Constructing bounded summary flow functions for flow and context-sensitive points-to analysis seems hard because it requires modelling unknown locations accessed indirectly through pointers—a callee procedure’s summary flow function is created without looking at the statements in the caller procedures. Conventionally, they have been modelled using placeholders. However, a fundamental problem with the placeholders is that they explicate the unknown locations by naming them. This results in either (a) a large number of placeholders, or (b) multiple summary flow functions for different aliasing patterns in the calling contexts. We propose the concept of generalized points-to graph (GPG) whose edges track indirection levels and represent generalized points-to facts. A simple arithmetic on indirection levels allows composing generalized points-to facts to create new generalized points-to facts with smaller indirection levels; this reduces them progressively to classical points-to facts. Since unknown locations are left implicit, no information about aliasing patterns in the calling contexts is required allowing us to construct a single GPG per procedure. GPGs are linearly bounded by the number of variables, are flow-sensitive, and are able to perform strong updates within calling contexts. Further, GPGs inherently support bypassing of irrelevant points-to information thereby aiding scalability significantly.

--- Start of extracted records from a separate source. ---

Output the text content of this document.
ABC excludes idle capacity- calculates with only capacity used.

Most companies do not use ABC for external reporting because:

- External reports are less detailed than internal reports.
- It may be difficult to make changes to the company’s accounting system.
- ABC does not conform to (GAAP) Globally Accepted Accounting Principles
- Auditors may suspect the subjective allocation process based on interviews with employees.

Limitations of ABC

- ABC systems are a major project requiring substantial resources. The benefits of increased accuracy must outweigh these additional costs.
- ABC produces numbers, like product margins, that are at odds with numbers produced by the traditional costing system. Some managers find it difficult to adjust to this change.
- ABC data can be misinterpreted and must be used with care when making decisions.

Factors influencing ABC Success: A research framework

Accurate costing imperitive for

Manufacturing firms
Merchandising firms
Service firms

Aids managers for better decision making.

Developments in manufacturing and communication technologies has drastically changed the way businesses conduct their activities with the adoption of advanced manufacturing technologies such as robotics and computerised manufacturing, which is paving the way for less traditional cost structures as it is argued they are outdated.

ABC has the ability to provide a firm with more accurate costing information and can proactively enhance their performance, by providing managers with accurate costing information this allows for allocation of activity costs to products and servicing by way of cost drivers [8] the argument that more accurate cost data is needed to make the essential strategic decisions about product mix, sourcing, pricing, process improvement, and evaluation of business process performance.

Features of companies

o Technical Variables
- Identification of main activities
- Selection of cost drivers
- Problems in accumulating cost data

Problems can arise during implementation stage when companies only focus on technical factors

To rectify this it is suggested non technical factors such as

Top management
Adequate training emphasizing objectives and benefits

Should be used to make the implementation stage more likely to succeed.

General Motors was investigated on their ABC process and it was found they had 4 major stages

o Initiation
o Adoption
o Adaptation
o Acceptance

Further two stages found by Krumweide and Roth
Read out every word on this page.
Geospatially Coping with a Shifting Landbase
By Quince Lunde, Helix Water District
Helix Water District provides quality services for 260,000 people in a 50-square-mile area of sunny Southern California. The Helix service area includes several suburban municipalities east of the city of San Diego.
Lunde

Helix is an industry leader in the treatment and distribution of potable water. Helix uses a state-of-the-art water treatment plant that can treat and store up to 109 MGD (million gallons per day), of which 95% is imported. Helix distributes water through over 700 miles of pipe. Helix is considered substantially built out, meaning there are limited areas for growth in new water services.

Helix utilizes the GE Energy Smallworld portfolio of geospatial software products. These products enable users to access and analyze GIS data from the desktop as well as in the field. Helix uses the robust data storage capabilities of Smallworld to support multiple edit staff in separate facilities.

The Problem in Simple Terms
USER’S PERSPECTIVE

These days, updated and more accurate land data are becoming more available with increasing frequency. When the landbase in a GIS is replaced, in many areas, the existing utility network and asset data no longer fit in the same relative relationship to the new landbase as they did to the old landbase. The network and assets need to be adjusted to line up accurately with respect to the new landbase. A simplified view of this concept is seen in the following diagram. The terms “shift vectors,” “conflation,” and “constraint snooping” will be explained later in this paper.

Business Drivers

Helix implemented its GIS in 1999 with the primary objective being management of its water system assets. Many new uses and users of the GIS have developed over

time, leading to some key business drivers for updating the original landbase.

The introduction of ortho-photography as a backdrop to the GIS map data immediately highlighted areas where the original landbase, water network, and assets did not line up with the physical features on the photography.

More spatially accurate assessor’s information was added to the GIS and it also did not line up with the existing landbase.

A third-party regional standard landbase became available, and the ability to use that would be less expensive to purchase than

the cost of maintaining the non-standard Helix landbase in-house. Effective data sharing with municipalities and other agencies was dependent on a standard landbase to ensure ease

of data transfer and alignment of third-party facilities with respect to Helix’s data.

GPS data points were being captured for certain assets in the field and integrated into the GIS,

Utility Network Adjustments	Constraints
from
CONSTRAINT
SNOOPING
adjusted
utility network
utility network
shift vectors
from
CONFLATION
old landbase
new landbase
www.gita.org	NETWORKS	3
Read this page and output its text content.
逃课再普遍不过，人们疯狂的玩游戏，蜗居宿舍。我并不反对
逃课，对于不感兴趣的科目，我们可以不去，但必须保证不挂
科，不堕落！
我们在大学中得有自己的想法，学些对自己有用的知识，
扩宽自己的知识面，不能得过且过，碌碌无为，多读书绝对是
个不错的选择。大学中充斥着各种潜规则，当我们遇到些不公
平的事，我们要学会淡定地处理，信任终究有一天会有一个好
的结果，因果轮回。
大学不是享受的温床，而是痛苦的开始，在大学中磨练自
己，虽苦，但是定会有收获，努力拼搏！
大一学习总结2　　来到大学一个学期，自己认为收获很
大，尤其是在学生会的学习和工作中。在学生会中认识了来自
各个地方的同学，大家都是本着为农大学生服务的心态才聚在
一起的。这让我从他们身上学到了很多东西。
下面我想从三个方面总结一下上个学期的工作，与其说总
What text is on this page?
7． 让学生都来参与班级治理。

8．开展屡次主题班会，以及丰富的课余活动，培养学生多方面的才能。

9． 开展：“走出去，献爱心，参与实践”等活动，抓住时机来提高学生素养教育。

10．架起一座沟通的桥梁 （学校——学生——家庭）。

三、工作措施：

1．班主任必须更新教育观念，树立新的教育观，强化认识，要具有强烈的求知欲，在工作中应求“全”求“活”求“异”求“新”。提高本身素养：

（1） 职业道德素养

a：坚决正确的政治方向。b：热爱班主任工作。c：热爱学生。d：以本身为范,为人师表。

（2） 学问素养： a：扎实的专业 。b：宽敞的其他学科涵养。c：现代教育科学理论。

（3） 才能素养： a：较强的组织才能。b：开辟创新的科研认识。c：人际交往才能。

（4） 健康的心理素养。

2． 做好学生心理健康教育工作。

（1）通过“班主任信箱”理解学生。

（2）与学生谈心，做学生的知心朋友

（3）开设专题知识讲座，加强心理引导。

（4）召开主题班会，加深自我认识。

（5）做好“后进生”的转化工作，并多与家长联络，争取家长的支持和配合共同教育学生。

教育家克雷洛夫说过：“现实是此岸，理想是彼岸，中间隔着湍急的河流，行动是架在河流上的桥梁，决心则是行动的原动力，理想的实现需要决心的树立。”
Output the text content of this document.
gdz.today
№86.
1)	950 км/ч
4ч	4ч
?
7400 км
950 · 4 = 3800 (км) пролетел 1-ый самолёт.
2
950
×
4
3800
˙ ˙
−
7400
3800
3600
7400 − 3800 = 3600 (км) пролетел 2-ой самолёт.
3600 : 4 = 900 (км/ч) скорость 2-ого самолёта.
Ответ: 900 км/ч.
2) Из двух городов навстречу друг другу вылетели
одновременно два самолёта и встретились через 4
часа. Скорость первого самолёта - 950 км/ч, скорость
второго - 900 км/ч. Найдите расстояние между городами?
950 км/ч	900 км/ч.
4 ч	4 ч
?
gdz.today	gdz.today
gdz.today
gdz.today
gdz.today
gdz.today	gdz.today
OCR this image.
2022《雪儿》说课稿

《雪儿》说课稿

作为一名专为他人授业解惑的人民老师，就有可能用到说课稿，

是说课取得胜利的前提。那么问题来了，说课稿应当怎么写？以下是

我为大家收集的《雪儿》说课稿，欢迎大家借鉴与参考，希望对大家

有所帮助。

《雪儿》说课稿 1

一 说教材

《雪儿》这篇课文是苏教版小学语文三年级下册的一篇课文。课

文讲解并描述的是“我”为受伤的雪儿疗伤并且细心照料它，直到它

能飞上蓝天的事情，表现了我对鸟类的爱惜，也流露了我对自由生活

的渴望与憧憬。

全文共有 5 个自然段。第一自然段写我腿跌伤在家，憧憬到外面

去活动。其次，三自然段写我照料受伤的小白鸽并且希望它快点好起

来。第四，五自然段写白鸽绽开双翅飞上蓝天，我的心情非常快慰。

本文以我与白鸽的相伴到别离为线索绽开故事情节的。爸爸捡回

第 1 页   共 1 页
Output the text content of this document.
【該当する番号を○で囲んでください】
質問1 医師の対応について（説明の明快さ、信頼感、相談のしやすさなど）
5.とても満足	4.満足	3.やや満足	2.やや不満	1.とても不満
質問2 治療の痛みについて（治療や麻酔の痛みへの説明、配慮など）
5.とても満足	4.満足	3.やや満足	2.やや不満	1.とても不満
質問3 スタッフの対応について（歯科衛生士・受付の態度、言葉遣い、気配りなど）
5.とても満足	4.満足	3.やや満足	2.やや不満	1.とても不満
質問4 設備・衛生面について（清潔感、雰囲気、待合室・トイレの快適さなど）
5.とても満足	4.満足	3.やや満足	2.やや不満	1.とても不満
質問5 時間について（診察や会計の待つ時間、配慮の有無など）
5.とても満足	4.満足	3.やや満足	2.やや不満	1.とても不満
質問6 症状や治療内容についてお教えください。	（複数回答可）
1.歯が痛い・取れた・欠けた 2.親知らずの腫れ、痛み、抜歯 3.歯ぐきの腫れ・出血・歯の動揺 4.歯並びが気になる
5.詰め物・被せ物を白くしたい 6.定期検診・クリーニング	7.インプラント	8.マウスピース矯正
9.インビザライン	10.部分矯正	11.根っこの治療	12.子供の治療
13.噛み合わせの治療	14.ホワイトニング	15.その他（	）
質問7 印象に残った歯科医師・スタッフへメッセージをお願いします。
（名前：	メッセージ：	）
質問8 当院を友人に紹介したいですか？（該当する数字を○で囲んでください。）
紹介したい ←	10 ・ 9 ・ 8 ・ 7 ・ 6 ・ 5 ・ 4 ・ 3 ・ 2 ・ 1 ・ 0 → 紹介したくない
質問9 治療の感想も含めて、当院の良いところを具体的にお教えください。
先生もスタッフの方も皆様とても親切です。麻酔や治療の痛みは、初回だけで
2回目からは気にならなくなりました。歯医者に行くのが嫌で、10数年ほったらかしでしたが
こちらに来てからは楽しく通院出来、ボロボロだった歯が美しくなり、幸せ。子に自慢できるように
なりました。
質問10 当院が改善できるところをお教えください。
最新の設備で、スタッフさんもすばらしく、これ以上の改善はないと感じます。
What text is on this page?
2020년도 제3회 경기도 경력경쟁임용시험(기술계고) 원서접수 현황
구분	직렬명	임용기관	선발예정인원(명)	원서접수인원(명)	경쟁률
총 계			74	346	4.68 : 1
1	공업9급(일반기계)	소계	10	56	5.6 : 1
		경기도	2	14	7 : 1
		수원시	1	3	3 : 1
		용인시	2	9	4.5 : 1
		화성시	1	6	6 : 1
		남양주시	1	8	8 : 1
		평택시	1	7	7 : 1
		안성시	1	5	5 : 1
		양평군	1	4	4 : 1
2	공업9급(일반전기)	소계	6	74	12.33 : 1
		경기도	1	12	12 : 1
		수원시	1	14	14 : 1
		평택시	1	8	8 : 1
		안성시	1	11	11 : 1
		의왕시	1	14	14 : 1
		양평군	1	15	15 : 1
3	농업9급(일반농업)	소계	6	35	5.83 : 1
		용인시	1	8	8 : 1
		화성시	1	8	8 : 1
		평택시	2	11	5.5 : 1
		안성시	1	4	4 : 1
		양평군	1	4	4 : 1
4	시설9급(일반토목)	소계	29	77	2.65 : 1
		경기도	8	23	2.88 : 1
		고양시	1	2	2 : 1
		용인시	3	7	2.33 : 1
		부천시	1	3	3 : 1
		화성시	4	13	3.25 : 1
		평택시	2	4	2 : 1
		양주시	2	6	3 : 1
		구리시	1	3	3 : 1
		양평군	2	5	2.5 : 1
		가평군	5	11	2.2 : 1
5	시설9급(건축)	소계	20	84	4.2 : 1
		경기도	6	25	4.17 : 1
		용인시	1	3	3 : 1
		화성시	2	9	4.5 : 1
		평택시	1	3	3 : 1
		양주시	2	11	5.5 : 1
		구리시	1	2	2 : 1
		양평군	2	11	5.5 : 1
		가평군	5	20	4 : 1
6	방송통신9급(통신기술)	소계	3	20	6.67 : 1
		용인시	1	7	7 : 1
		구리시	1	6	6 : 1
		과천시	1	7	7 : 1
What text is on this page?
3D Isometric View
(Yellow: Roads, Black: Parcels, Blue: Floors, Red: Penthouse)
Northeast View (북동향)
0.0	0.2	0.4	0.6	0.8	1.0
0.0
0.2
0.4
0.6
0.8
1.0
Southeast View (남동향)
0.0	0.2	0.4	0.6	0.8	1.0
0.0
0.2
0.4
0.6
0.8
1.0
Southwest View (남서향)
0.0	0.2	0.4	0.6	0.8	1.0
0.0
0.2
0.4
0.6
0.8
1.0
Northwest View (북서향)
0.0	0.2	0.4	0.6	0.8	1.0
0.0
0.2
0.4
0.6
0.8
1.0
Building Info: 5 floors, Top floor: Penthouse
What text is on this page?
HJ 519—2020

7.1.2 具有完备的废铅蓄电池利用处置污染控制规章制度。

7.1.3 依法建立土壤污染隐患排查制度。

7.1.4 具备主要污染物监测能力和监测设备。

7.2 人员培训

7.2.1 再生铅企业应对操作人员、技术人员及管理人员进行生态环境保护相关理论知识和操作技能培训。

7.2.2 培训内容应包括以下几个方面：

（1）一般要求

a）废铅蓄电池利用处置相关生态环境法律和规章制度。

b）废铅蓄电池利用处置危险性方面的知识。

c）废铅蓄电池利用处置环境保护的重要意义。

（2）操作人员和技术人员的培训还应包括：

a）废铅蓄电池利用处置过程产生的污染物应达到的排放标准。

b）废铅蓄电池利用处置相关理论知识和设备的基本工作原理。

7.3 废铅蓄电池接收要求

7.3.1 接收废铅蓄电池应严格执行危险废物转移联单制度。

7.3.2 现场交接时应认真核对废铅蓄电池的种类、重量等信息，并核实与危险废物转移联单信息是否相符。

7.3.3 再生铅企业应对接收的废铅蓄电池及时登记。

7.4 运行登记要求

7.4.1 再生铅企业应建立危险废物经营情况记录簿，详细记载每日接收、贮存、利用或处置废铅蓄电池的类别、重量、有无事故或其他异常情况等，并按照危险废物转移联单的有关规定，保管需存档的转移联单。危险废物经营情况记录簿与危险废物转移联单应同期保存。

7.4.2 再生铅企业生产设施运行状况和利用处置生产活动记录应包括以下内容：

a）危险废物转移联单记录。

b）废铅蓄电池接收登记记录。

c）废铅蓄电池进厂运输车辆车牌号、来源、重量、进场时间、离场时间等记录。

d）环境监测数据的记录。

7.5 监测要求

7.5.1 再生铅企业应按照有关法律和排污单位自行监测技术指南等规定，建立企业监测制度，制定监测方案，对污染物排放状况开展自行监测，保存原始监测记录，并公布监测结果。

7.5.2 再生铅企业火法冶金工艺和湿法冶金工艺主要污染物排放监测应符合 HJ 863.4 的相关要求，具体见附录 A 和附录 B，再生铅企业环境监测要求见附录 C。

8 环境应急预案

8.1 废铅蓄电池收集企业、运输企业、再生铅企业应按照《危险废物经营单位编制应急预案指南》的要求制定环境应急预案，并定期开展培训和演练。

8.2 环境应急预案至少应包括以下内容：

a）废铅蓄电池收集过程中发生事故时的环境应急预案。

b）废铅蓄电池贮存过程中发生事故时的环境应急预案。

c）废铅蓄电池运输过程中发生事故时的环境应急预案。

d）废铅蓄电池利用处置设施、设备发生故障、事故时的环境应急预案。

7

Our measurements on SPEC benchmarks show that GPGs are small enough to scale fully flow and context-sensitive exhaustive points-to analysis to programs as large as 158 kLoC (as compared to 35 kLoC of LFCPA [11]). We expect to scale the method to still larger programs by (a) using memoisation, and (b) constructing and applying GPGs incrementally thereby eliminating redundancies within fixed point computations.

Observe that a GPG edge \({x}\!\xrightarrow {i,j}\!{y}\) in M also asserts an alias relation between \({M} ^{i} \{x\}\) and \({M} ^{j} \{y\}\) and hence GPGs generalize both points-to and alias relations.

The concept of GPG provides a useful abstraction of memory involving pointers. The way matrices represent values as well as transformations, GPGs represent memory as well as memory transformers defined in terms of loading, storing, and copying memory addresses. Any analysis that is influenced by these operations may be able to use GPGs by combining them with the original abstractions of the analysis. We plan to explore this direction in the future.